Sie ließ die Schultern sinken. „Willkommen im neuen Leben. Willkommen in Durlangen“, murmelte sie in den Kanal, der die Worte rasch davontrug.

Durch die unterschiedliche Sommerferienregelung der einzelnen Bundesländer traf es Jack dieses Jahr besonders gut. Er würde fünf Wochen länger Ferien haben als sonst, denn in Baden-Württemberg begannen sie fünf Wochen später als in Nordrhein-Westfalen. Allerdings waren seit Ferienbeginn in NRW schon vier Wochen vergangen, Zeit, die einesteils zum Vorbereiten des Umzugs nach Durlangen, also zum Packen und Putzen genutzt worden war, andernteils Jack die Möglichkeit geboten hatte, seine persönliche Trennung von der Stadt zu zelebrieren. Konsequent durchstreifte er wie ein Kater die ihm ans Herz gewachsenen Reviere, nur dass er diese nicht katergleich mit seinem Urin markierte. Er besuchte alle Museen, in denen er je gewesen war, und auch diejenigen, die er bis dahin noch nicht frequentiert hatte. Was ihn jedoch am meisten betrübte und in eine tiefe Verzweiflung stürzte, war der Verlust seiner Band Black Throat, und damit verbunden auch der Verlust seines Instruments. Mit Beginn der Ferien war ihr Proberaum geschlossen worden, denn er befand sich im Keller des Schulgebäudes. Die anderen beiden Bandmitglieder hatten sich Richtung Spanien verabschiedet. Die Instrumente - Schlagzeug, Lead-Gitarre und Bass - waren Eigentum des Vaters des Schlagzeugers, sodass Jack nicht mehr an den Fender-Bass, den er jahrelang gespielt hatte, herankam. Für einen eigenen qualitativ guten Bass fehlte ihm schlichtweg das Geld. Bis vor vier Monaten hatte es noch nicht mal Anzeichen dafür gegeben, dass er eines Tages aus der Band aussteigen musste. Wer hatte auch damit rechnen können, dass sein Vater die Flatter machen und somit Mutter und ihn zum Umzug zwingen würde? Natürlich war er deswegen stinksauer auf seinen Erzeuger, und dann komischerweise auch wieder nicht, denn der hatte sich wenigstens was getraut.

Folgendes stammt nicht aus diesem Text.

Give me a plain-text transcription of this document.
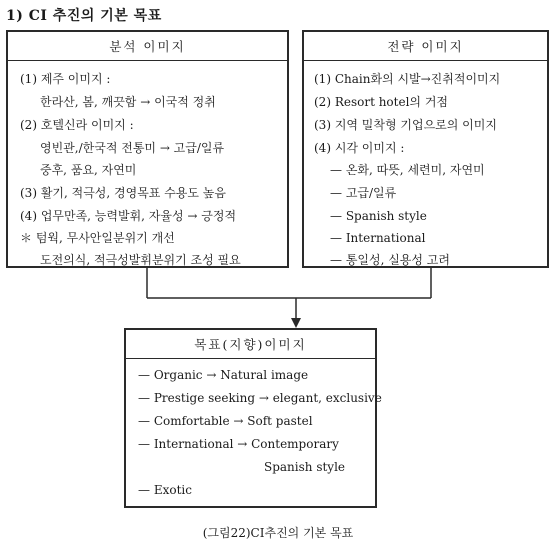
1) CI 추진의 기본 목표
분석 이미지
(1) 제주 이미지 :
한라산, 봄, 깨끗함 → 이국적 정취
(2) 호텔신라 이미지 :
영빈관,/한국적 전통미 → 고급/일류
중후, 품요, 자연미
(3) 활기, 적극성, 경영목표 수용도 높음
(4) 업무만족, 능력발휘, 자율성 → 긍정적
＊ 텀웍, 무사안일분위기 개선
도전의식, 적극성발휘분위기 조성 필요
전략 이미지
(1) Chain화의 시발→진취적이미지
(2) Resort hotel의 거점
(3) 지역 밀착형 기업으로의 이미지
(4) 시각 이미지 :
— 온화, 따뜻, 세련미, 자연미
— 고급/일류
— Spanish style
— International
— 통일성, 실용성 고려
목표(지향)이미지
— Organic → Natural image
— Prestige seeking → elegant, exclusive
— Comfortable → Soft pastel
— International → Contemporary
Spanish style
— Exotic
(그림22)CI추진의 기본 목표
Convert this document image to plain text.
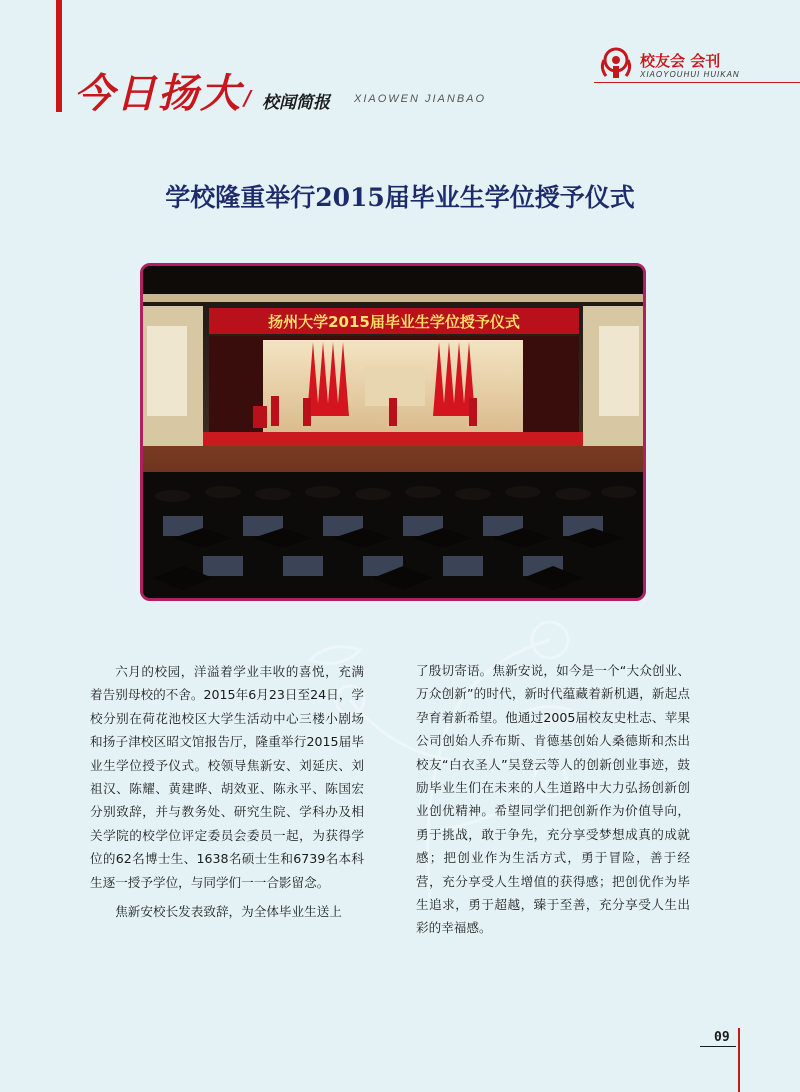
今日扬大 / 校闻简报 XIAOWEN JIANBAO
校友会 会刊
XIAOYOUHUI HUIKAN
学校隆重举行2015届毕业生学位授予仪式
扬州大学2015届毕业生学位授予仪式

六月的校园，洋溢着学业丰收的喜悦，充满着告别母校的不舍。2015年6月23日至24日，学校分别在荷花池校区大学生活动中心三楼小剧场和扬子津校区昭文馆报告厅，隆重举行2015届毕业生学位授予仪式。校领导焦新安、刘延庆、刘祖汉、陈耀、黄建晔、胡效亚、陈永平、陈国宏分别致辞，并与教务处、研究生院、学科办及相关学院的校学位评定委员会委员一起，为获得学位的62名博士生、1638名硕士生和6739名本科生逐一授予学位，与同学们一一合影留念。

焦新安校长发表致辞，为全体毕业生送上

了殷切寄语。焦新安说，如今是一个“大众创业、万众创新”的时代，新时代蕴藏着新机遇，新起点孕育着新希望。他通过2005届校友史杜志、苹果公司创始人乔布斯、肯德基创始人桑德斯和杰出校友“白衣圣人”吴登云等人的创新创业事迹，鼓励毕业生们在未来的人生道路中大力弘扬创新创业创优精神。希望同学们把创新作为价值导向，勇于挑战，敢于争先，充分享受梦想成真的成就感；把创业作为生活方式，勇于冒险，善于经营，充分享受人生增值的获得感；把创优作为毕生追求，勇于超越，臻于至善，充分享受人生出彩的幸福感。

09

Jack hatte die Versetzung in die zehnte Klasse in Köln nicht geschafft und würde demnach, wenn er ab September das hiesige Gymnasium besuchte, die neunte Klasse wiederholen. Das war zwar nicht der Grund, weshalb sie von Köln weggezogen sind, aber es passte, wie ein Zahnrad ins andere, zu dem zurückliegenden Seuchenjahr. Er kam sich vor wie entwurzelt und deportiert. Köln war der Organismus gewesen, mit dem er eine Symbiose eingegangen war. Nicht dass Köln großen Nutzen aus ihm gezogen hätte, bei Gott nicht. Aber er hatte aus der Stadt das Lebenselixier gewonnen, das ihm allein auf den Leib geschneidert war. Der Atem der Stadt war sein Atem, und sein Puls war der Puls der Stadt. Dabei war er nicht mal ein typisches Kölner Kind, obwohl dort geboren und aufgewachsen. Mit dem Kölner Fasching zum Beispiel hatte er überhaupt nichts am Hut, und sowieso war ihm das rheinische Naturell ein Graus. Seine Verbundenheit mit Köln hatte andere Gründe, die einer, der nicht war wie er, nicht verstehen konnte. Er verglich es oft mit einem Spiel. Er spielte mit der Stadt. Er vertraute ihr blind, und sein Spiel war, mit verbundenen Augen durch die Gassen zu streifen. An Geräuschen und Düften würde er jeden Winkel der Altstadt erkennen. Er kannte jeden einzelnen Geschäftseingang, jede Passage, jede Ecke, jeden Platz, alle Brunnen, jedes Straßenpflaster und jeden Gullideckel. Es war seine Heimat. Und noch etwas war sehr wichtig für Jack. In der Stadt fiel er überhaupt nicht auf. Er war nichts, er war niemand, er war ein Teil, das zum Stadtbild gehörte wie ein einzelner Mauerstein in der alten Stadtmauer. Keiner scherte sich, keiner kümmerte sich um ihn, und das war gut.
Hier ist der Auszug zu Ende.